What BABY does on Babylon Genesis

Babylon Genesis is the first Bitcoin Supercharged Network (BSN), a Cosmos-SDK chain that effectively taps Bitcoin’s existing economic security. Babylon Genesis’ BABY token serves three core functions:

  1. Gas Token: Used to pay transaction and smart contract fees.
  2. Governance Token: BABY holders vote on upgrades and parameter changes while earning BABY rewards. If you delegate your BTC, the validator you delegate to is responsible for voting on your behalf.
  3. Security: BABY stakers secure the network to earn additional BABY tokens. 

The design and utilities of BABY work to align incentives between validators, Finality Providers, BABY stakers, and, thanks to dual-staking, BTC stakers on a Bitcoin-anchored security plane.

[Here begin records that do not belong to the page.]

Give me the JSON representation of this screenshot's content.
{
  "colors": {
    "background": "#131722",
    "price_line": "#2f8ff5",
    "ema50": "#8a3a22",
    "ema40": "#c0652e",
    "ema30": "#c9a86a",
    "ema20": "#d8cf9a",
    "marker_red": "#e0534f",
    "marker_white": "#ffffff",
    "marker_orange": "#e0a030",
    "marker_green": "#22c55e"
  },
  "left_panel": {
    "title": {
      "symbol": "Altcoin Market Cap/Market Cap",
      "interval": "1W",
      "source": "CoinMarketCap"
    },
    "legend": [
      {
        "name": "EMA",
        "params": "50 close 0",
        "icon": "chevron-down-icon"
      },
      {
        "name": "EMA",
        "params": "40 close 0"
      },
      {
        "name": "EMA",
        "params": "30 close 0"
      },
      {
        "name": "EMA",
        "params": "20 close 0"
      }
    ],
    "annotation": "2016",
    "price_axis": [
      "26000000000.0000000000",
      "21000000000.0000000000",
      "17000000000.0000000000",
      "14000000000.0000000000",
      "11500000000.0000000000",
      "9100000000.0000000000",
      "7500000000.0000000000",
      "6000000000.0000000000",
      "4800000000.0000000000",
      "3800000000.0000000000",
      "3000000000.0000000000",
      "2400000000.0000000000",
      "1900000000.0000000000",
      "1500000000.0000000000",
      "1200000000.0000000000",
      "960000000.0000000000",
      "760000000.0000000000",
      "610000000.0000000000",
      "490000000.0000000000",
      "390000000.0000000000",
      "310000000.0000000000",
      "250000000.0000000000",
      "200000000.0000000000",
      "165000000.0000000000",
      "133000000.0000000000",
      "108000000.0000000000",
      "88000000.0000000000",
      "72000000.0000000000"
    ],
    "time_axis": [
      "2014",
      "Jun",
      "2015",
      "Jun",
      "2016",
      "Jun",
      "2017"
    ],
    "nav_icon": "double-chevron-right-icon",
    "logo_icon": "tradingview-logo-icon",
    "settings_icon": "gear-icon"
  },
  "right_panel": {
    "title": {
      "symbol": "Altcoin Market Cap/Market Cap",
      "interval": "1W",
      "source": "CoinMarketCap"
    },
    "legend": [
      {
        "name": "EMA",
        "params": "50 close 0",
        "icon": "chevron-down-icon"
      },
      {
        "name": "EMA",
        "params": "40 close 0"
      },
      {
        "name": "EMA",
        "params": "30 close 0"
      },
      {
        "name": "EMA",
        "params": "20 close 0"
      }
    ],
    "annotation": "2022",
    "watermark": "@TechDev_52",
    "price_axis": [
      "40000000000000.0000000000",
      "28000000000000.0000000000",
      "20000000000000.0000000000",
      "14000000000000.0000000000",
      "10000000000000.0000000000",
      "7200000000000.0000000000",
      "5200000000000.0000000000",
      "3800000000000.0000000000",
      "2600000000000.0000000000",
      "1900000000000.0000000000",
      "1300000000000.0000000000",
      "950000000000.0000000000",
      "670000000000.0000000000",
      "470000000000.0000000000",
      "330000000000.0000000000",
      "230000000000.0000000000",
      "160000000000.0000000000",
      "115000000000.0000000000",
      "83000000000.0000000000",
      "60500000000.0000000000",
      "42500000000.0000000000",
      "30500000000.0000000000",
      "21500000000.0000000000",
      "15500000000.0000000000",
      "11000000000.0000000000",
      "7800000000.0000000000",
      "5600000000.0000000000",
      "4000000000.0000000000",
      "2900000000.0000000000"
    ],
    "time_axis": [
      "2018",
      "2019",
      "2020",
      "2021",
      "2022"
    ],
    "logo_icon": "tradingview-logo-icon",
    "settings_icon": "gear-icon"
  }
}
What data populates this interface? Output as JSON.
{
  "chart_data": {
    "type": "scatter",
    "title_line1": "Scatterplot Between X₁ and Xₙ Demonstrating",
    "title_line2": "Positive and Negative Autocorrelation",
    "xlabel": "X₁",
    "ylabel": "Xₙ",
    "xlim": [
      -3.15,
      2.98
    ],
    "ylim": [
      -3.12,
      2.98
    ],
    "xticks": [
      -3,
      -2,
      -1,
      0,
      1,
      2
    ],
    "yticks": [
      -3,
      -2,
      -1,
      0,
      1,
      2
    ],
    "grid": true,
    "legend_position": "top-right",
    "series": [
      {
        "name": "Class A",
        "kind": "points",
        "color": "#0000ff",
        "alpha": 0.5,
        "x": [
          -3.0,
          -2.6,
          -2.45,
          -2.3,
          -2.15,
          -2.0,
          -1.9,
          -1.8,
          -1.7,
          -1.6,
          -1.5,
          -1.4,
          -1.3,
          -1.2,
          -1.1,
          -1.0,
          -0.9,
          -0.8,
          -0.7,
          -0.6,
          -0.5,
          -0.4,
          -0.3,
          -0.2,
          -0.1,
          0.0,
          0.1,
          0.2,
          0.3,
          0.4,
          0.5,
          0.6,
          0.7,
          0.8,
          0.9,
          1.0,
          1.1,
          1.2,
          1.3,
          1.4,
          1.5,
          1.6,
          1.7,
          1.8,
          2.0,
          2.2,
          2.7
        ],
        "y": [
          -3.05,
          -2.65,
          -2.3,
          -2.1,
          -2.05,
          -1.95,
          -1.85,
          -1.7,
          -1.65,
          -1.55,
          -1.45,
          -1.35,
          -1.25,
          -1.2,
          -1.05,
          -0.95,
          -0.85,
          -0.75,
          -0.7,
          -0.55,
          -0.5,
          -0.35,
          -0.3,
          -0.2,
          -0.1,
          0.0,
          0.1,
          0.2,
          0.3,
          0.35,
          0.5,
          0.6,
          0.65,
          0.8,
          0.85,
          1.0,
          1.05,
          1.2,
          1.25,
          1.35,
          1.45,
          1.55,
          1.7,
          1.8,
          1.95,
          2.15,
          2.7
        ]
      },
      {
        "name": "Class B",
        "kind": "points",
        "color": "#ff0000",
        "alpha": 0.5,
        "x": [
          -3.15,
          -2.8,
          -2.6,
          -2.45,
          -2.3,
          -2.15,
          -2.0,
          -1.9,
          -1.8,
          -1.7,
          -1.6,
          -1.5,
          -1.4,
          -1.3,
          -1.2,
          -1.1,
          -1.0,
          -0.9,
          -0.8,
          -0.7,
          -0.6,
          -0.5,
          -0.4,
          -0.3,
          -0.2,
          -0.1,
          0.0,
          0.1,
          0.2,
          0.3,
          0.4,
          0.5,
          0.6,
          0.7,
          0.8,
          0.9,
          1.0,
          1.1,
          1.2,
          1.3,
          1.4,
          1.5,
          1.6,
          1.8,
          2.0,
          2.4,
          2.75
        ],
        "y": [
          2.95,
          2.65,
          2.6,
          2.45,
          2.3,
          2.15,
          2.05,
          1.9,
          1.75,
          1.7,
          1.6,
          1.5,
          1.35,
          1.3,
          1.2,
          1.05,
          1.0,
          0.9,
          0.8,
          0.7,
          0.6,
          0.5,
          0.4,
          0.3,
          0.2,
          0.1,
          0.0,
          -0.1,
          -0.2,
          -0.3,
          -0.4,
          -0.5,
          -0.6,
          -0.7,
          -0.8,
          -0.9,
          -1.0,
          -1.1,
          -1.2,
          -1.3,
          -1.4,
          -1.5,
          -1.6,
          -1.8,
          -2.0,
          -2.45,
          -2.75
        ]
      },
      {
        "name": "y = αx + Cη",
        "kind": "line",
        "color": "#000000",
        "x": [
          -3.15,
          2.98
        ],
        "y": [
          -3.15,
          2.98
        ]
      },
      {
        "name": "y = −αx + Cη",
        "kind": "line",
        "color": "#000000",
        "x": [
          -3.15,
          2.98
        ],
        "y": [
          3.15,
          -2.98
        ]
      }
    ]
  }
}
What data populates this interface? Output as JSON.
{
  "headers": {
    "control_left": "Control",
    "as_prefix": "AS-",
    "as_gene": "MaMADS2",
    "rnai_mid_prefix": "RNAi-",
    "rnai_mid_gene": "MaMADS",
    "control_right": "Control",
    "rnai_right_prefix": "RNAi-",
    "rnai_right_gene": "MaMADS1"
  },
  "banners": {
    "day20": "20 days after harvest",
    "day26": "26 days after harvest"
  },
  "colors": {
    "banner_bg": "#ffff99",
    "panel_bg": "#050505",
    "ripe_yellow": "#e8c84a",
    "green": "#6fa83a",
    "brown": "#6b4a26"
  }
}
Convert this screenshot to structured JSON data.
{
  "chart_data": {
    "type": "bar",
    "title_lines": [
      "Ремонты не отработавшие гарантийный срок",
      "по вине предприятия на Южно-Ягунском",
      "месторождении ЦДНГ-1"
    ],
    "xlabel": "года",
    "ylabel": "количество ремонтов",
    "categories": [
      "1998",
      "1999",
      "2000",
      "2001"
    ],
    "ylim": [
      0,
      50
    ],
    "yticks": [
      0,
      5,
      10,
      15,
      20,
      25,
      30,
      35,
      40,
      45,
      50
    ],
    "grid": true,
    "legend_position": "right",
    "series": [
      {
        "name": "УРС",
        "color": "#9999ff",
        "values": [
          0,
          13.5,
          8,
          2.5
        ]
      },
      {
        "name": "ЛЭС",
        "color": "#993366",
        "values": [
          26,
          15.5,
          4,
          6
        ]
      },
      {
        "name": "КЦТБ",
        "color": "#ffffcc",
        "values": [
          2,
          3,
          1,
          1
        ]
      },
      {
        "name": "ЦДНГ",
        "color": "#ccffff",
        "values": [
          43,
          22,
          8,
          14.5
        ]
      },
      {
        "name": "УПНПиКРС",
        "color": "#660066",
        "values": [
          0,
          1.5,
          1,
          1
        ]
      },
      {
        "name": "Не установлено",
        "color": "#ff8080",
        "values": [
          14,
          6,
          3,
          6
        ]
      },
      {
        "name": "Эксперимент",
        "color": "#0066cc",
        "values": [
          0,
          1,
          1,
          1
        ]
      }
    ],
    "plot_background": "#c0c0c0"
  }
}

Distribution and unlocks (high‑level)

  • Community incentives: 15% (unlocked; managed by the Babylon Foundation)
  • Ecosystem building: 18% (3‑year unlock; 25% at launch, remainder linearly from year one)
  • R&D + operations: 18% (3‑year unlock; same schedule as above)
  • Early private investors: 30.5% (4‑year schedule; first unlock at 12 months)
  • Team: 15% (1‑year cliff, then 3‑year linear; first unlock at 12 months or service anniversary)
  • Advisors: 3.5% (4‑year schedules)

Where Rewards Come From

Initial Airdrop: To bootstrap the community and reward early participation, the Babylon Foundation allocated 600 million BABY (6% of supply) for early adopters (Phase‑1 BTC stakers, Pioneer Pass NFT holders, and open‑source contributors) distributed around the Babylon Genesis launch with category‑specific rules and timelines.

Today (September 2025): Babylon Genesis uses a dual‑staking model. Stakers of BTC and stakers of BABY both help secure the chain and receive BABY rewards. Finality providers, specialized actors who participate in the finality process, are a key part of this security path for BTC stakes.

Tomorrow: As more BSNs join Babylon Genesis, the BSN reward auction mechanism is expected to become a growing source of BABY burns. Each BSN that integrates with Babylon Genesis will direct a portion of its staking rewards to the on-chain auction, where participants bid in BABY for those rewards. The BABY used in winning bids is permanently burned, introducing ongoing deflationary pressure. Over time, as BSN participation and auction volume increase, this mechanism could significantly reduce circulating supply while maintaining BABY’s role in governance, fees, and network security.

Risks & Things to Consider

Token supply dynamics: BABY has a fixed 8% inflation for staking rewards, now partially offset by a burn-based auction model for BSN rewards. The net effect depends on network activity and governance parameters.

Vesting unlocks: Allocations for investors, team members, and advisors will still enter circulation according to their vesting schedules, impacting net supply changes.

BTC staking risks: BTC remains on Bitcoin but can be slashed if delegated operators misbehave. Stakers must understand finality providers, slashing conditions, and diversification before staking.

Summary

BABY is the utility token of Babylon Genesis. It pays for transactions, confers governance, and, together with staked BTC, secures a network designed to export Bitcoin‑grade economic guarantees to other chains. If you’re a retail user with basic crypto familiarity, the mental model is simple: BTC supplies the economic weight; BABY coordinates the chain. 

As BSNs roll out and multi‑staking matures, BABY’s role as a fee token, governance asset, and security incentive remains central to how Babylon turns idle BTC into productive, verifiable security for Web3.